Dopo sette stagioni capitan Sagar lascia la Briantea. Ingaggiato l’olandese Nijman

Ian Sagar

Un uomo simbolo della Briantea84, un testimonial del basket paralimpico: Ian Sagar dopo sette stagioni ha deciso di lasciare la società canturina e il campionato tricolore per tornare nel suo Paese e puntare sulla preparazione in vista delle Olimpiadi di Tokio 2020 con la squadra inglese.
La scelta è stata comunicata ieri dal club brianzolo. Sagar lascia l’Italia dopo sette stagioni in maglia Briantea con cinque scudetti, altrettante Coppa Italia, quattro Supercoppa italiana e una Coppa Vergauwen, l’equivalente dell’Europa League nel calcio. In contemporanea è stato annunciato l’ingaggio del nazionale olandese Sebastiao Nijman.
L’ormai ex capitano dei biancoblù è rientrato da qualche mese nei programmi della formazione britannica e ha scelto di dedicare la prossima stagione all’obiettivo di Tokyo 2020.

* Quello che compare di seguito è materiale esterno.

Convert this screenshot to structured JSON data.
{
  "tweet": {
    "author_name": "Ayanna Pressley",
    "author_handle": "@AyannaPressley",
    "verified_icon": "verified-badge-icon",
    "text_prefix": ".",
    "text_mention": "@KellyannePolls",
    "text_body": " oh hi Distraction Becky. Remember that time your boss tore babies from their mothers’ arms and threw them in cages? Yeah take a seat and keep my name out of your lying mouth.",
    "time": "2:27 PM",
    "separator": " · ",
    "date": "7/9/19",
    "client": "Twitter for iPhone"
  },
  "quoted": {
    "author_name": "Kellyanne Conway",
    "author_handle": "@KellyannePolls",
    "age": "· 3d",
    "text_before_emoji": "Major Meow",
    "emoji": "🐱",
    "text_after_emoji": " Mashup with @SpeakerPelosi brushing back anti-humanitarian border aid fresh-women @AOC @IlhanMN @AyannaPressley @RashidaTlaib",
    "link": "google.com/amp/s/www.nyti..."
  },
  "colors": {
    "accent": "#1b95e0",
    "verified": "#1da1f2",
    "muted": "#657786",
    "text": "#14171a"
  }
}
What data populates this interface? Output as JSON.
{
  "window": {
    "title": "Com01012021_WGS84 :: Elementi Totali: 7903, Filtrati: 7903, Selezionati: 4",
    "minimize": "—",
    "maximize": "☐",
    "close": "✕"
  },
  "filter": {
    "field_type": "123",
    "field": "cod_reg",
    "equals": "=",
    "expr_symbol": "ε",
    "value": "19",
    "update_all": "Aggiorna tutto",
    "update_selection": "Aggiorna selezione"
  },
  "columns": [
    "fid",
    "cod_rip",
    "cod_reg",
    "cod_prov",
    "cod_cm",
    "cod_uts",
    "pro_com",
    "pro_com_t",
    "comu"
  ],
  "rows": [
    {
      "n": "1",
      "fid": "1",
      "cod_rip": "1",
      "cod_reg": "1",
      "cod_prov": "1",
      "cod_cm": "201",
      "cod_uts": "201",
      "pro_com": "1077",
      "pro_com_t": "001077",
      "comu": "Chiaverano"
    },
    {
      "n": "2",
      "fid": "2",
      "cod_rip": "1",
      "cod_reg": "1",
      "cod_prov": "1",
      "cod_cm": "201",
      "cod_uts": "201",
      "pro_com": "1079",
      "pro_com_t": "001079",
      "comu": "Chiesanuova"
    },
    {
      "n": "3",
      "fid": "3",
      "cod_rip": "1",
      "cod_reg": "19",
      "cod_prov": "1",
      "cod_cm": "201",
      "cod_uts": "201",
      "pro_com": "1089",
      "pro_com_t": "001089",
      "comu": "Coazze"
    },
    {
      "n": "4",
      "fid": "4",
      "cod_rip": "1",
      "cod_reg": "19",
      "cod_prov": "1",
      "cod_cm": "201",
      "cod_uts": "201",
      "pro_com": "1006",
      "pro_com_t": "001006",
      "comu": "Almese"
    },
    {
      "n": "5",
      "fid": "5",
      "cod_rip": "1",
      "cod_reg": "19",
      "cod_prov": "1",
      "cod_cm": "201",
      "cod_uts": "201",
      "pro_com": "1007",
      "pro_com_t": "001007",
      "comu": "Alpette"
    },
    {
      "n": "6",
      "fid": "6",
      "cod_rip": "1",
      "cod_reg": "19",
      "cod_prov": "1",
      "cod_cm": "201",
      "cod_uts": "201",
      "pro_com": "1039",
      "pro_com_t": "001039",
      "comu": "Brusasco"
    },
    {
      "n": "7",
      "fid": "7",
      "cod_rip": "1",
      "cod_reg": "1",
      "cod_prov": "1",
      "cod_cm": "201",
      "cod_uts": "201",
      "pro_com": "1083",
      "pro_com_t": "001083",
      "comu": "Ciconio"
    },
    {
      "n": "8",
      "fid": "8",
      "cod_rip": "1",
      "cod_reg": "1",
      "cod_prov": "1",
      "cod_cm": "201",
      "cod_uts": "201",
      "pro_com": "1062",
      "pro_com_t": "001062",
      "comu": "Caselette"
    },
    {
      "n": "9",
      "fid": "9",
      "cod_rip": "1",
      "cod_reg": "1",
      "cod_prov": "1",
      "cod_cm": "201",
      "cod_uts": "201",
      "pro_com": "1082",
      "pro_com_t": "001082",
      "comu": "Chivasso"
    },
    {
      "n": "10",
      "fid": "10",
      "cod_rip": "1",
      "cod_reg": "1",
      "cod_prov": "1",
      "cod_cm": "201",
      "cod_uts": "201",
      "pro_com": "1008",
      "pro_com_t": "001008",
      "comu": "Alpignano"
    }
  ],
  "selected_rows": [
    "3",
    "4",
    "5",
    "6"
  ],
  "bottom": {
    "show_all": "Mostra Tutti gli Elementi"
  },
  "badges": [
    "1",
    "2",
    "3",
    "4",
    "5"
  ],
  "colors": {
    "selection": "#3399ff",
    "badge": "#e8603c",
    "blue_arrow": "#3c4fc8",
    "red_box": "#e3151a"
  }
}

Dopo la medaglia di bronzo conquistata ai Giochi di Rio De Janeiro nel 2016, Sagar aveva voluto prendersi un periodo sabbatico dai programmi nazionali, rinunciando agli Europei 2017 a Tenerife e ai Mondiali 2018 di Amburgo. In questo 2019 la decisione di ritornare.
«Abbiamo appreso questa notizia in maniera del tutto inaspettata – commentato il presidente della Briantea, Alfredo Marson – ma ne comprendiamo le ragioni. Sagar è arrivato a Cantù nel 2012 e, come lui stesso ha raccontato, l’approdo nel nostro club avrebbe rappresentato l’inizio di una nuova vita».
«Credo che queste sette stagioni ne siano la dimostrazione più vera, da un punto di vista sportivo ma anche e soprattutto in termini di opportunità personali e umane – aggiunge il presidente – L’intenso programma di preparazione che coinvolge gli atleti della Nazionale inglese, convocati mensilmente in Gran Bretagna per sessioni di allenamento di durata anche bisettimanale, è del tutto incompatibile con la programmazione di una società come Briantea84».
Questo il saluto del cestista nato a Sheffield nel 1982: «Sono arrivato in Italia desideroso di rimettermi in gioco: avevo un obiettivo ben preciso, vestire la maglia di una squadra prestigiosa e giocare un basket di qualità – commenta Ian Sagar – La realtà ha superato le aspettative. Desideravo il meglio: Briantea mi ha dato la possibilità di esprimermi al top. Ora si apre un altro capitolo della mia vita, con nuove esperienze e ulteriori obiettivi. Ma i colori biancoblù resteranno impressi in maniera indelebile nel mio cuore, così come l’orgoglio di aver vestito la fascia di capitano».